Phys Rev Lett. 2011 Jul 22;107(4):045001. doi: 10.1103/PhysRevLett.107.045001. Epub 2011 Jul 18.
Laser wakefield acceleration of electrons holds great promise for producing ultracompact stages of GeV scale, high-quality electron beams for applications such as x-ray free electron lasers and high-energy colliders. Ultrahigh intensity laser pulses can be self-guided by relativistic plasma waves (the wake) over tens of vacuum diffraction lengths, to give >1 GeV energy in centimeter-scale low density plasmas using ionization-induced injection to inject charge into the wake even at low densities. By restricting electron injection to a distinct short region, the injector stage, energetic electron beams (of the order of 100 MeV) with a relatively large energy spread are generated. Some of these electrons are then further accelerated by a second, longer accelerator stage, which increases their energy to ∼0.5 GeV while reducing the relative energy spread to <5% FWHM.

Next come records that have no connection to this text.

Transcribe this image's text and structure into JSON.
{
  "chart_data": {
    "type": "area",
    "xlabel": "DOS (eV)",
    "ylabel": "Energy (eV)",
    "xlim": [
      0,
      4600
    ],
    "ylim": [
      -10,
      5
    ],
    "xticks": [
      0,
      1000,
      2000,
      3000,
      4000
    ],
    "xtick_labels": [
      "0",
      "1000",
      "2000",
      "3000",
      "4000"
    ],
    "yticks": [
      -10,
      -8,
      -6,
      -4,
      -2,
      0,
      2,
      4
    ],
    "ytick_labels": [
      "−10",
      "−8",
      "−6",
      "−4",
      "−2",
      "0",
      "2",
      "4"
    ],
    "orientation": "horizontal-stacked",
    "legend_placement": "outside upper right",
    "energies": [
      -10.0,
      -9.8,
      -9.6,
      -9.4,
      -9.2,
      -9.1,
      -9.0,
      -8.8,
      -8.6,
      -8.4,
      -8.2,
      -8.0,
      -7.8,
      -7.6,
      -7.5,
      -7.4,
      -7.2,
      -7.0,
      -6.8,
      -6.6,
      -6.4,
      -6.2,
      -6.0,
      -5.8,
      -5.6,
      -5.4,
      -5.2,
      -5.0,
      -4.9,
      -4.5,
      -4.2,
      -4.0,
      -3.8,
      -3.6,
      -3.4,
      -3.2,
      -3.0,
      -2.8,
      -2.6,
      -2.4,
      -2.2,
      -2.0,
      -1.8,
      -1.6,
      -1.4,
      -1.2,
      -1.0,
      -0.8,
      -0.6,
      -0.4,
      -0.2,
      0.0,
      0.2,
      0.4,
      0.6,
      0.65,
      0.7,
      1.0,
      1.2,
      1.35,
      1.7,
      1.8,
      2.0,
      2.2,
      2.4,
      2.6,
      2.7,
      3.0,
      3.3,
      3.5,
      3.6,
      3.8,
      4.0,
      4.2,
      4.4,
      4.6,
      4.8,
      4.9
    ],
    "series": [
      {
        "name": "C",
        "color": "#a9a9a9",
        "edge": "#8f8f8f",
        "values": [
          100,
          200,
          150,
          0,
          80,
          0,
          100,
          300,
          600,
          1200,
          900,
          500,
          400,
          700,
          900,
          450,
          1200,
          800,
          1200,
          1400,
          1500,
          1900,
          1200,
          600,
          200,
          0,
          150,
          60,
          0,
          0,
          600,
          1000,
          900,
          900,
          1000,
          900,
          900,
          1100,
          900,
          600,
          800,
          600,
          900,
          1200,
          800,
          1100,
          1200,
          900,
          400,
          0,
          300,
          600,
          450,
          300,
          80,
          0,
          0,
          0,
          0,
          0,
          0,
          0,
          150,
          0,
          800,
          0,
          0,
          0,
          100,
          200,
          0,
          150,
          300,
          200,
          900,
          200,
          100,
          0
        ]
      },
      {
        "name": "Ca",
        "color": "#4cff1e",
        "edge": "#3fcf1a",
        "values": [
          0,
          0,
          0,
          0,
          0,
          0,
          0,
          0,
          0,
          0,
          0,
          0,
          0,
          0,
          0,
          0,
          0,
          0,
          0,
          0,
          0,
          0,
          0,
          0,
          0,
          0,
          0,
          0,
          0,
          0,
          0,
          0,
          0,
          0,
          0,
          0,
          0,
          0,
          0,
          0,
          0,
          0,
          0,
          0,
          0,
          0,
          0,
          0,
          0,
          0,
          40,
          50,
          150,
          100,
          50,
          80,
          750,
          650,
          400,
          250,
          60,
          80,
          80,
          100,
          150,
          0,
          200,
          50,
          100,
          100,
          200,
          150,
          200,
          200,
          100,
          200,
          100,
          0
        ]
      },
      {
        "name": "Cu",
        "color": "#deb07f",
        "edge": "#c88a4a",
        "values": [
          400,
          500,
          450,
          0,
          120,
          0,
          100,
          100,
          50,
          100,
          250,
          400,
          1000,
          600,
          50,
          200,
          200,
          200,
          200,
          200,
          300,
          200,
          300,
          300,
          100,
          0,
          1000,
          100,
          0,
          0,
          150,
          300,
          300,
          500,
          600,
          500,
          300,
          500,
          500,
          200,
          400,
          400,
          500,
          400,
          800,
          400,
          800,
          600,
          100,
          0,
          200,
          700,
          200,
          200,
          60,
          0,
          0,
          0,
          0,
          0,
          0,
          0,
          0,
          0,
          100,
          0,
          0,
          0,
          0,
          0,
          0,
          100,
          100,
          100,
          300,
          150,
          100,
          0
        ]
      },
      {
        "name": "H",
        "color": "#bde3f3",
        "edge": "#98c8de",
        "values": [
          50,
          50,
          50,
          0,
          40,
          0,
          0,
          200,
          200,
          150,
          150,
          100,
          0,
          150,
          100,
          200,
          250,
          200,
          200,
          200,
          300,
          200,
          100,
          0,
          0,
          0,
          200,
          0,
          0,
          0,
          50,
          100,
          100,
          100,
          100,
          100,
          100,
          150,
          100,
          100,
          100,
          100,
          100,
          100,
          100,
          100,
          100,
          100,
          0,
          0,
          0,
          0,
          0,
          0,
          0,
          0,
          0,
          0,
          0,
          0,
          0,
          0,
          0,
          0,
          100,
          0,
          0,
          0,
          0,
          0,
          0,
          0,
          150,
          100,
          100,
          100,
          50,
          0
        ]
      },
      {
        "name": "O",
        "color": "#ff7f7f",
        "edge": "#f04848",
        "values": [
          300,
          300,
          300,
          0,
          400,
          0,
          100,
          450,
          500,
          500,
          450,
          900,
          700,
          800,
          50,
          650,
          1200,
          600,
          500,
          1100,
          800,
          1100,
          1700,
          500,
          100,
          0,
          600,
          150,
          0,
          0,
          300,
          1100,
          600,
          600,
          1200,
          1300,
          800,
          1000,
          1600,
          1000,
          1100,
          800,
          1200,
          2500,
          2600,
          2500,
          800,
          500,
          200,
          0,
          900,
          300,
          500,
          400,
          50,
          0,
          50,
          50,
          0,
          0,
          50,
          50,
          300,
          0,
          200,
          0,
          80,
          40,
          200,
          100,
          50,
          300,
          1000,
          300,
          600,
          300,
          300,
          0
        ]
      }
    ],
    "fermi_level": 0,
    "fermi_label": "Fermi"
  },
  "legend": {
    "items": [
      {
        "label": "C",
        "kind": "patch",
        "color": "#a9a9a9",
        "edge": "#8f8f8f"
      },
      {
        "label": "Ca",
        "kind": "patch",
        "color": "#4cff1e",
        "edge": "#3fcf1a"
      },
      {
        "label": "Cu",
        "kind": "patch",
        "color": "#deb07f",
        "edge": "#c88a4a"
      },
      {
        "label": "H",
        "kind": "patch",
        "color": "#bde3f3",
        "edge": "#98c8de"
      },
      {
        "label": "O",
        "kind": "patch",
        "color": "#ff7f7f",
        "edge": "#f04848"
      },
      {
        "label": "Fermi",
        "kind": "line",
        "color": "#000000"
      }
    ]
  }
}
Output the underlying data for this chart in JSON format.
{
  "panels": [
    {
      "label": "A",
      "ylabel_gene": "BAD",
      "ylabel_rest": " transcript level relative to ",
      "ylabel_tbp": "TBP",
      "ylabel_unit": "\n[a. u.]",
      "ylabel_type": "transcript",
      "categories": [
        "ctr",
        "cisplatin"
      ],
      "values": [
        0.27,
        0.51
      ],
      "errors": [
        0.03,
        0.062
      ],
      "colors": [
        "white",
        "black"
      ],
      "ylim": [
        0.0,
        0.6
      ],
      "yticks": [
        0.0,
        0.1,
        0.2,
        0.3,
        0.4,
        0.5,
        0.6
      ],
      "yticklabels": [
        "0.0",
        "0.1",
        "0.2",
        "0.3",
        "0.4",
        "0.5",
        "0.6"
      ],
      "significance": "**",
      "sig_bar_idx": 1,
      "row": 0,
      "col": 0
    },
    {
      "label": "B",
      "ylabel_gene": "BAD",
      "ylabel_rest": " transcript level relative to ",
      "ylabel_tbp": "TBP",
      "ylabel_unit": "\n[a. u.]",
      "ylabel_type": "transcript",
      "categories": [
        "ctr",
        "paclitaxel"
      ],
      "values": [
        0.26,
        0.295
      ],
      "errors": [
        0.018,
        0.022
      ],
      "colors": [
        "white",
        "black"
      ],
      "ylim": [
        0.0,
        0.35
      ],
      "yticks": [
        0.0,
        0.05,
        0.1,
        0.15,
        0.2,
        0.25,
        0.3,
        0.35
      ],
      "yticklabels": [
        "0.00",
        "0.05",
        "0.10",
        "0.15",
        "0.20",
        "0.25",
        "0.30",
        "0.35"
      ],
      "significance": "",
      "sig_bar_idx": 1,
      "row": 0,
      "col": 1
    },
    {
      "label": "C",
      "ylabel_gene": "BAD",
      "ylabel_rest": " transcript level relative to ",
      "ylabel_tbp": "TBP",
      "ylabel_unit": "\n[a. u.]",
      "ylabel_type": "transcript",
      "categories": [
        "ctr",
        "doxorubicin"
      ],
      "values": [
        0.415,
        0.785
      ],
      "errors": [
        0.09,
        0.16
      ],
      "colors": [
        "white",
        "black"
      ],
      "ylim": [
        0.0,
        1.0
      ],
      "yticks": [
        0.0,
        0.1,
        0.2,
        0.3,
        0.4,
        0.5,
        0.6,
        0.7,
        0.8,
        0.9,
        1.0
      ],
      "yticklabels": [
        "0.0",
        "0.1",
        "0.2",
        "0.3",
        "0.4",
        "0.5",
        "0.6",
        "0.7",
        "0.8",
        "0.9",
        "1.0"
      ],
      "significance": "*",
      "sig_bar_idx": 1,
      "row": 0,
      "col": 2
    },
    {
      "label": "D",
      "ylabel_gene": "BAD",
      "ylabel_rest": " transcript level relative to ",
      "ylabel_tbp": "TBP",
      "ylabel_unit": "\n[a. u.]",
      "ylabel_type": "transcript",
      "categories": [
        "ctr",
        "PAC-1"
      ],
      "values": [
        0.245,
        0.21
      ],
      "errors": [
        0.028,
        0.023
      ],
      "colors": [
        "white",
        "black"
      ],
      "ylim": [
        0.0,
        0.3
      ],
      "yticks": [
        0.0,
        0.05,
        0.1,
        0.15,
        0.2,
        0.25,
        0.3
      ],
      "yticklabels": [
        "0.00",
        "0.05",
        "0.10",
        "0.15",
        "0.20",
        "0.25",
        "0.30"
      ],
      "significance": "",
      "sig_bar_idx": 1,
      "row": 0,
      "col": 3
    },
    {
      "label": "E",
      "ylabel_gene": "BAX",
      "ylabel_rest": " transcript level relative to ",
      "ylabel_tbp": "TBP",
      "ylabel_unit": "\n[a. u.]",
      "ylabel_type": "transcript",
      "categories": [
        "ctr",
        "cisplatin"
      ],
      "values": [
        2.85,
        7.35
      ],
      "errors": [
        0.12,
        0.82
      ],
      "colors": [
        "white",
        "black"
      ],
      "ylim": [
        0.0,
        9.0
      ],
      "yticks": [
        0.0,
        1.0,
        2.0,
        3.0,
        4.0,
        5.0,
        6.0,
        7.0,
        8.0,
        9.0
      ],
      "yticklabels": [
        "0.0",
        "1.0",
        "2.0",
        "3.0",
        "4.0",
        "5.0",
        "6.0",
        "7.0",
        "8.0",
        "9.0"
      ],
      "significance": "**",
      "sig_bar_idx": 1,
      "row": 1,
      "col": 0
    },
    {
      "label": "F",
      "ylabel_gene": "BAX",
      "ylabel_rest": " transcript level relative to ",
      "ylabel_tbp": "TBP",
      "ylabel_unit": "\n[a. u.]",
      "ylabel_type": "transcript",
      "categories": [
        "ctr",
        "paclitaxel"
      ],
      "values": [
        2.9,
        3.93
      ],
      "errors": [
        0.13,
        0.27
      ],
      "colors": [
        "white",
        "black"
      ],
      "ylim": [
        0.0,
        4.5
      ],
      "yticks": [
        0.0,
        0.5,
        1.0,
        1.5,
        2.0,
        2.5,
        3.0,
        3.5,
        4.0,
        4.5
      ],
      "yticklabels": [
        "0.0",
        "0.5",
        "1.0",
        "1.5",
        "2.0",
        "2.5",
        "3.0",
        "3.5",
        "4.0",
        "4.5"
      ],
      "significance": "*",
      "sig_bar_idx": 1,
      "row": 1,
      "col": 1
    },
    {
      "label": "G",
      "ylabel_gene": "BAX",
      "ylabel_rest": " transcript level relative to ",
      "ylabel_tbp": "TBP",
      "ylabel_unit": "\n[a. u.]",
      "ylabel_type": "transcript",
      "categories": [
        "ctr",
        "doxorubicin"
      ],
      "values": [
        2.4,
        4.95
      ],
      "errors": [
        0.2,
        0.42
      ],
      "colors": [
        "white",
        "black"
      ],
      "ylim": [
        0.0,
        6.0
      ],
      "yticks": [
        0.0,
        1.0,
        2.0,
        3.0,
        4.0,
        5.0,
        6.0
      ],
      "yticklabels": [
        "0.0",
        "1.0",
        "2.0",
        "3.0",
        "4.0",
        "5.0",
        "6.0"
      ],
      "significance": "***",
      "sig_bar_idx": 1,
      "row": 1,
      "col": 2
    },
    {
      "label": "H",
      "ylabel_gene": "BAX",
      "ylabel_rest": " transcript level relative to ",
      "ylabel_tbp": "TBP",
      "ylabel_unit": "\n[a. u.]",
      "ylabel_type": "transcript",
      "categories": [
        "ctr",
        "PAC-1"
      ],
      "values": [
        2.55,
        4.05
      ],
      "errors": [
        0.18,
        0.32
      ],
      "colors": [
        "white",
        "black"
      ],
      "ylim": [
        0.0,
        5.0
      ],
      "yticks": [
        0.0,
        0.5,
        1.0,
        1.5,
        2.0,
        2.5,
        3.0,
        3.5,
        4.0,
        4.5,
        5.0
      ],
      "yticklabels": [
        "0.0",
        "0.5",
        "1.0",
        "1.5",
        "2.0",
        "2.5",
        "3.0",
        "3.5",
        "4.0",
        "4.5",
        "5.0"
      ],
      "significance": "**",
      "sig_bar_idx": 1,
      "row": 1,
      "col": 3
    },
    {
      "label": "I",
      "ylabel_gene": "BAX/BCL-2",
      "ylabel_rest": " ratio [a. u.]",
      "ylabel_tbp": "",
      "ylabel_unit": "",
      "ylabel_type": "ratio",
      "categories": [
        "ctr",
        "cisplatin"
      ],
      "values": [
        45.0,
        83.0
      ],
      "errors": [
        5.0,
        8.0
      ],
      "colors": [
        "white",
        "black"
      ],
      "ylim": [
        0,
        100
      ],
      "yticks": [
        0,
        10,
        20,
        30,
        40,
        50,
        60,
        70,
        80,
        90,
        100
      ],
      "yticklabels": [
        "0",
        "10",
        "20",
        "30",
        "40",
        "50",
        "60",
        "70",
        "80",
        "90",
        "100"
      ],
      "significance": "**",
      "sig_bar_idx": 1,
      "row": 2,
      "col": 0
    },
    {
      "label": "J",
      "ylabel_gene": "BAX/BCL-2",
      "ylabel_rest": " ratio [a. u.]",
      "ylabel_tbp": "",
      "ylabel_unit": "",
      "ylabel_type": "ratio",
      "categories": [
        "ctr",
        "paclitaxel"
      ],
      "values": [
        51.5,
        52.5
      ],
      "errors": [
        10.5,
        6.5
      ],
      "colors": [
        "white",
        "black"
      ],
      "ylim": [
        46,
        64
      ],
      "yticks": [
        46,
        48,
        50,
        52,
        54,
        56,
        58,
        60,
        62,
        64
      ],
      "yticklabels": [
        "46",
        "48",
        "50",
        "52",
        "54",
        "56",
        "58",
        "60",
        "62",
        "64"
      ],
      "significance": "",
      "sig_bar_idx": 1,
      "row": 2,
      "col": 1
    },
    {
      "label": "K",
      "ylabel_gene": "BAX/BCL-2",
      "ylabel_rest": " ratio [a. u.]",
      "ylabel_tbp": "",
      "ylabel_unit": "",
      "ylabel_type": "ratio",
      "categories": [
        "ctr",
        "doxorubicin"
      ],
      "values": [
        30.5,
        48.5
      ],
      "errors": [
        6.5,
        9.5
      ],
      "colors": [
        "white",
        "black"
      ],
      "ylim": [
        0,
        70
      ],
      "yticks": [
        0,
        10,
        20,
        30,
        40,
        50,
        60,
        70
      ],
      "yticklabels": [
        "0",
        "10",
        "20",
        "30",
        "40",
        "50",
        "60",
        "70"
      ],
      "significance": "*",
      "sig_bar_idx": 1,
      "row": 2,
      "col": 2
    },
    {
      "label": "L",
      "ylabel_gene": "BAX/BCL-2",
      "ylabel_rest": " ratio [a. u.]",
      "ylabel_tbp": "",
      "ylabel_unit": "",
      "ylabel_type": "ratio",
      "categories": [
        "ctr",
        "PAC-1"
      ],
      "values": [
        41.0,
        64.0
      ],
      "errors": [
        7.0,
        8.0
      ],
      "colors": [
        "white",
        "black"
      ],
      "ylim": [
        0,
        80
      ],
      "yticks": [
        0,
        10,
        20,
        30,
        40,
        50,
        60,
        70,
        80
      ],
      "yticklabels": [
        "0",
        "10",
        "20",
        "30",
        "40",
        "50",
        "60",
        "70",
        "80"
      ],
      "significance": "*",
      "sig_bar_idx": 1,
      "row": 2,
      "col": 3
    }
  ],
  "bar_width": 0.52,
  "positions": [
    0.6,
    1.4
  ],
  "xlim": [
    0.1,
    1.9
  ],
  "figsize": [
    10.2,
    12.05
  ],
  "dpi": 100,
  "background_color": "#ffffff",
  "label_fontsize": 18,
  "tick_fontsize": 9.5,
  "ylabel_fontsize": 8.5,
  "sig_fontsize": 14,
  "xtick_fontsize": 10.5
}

激光尾波场加速电子有望产生极紧凑型的 GeV 规模、高质量电子束,用于 X 射线自由电子激光和高能对撞机等应用。超强度激光脉冲可以通过相对论等离子体波(尾波)在数十个真空衍射长度上进行自导,从而在厘米级低密度等离子体中产生超过 1 GeV 的能量,即使在低密度下也可以通过电离感应注入将电荷注入尾波中。通过将电子注入限制在一个独特的短区域,即注入器阶段,可以产生具有相对较大能量扩散的高能电子束(约 100 MeV)。然后,其中一些电子通过第二个更长的加速器阶段进一步加速,从而将它们的能量增加到约 0.5 GeV,同时将相对能量扩散降低到<5% FWHM。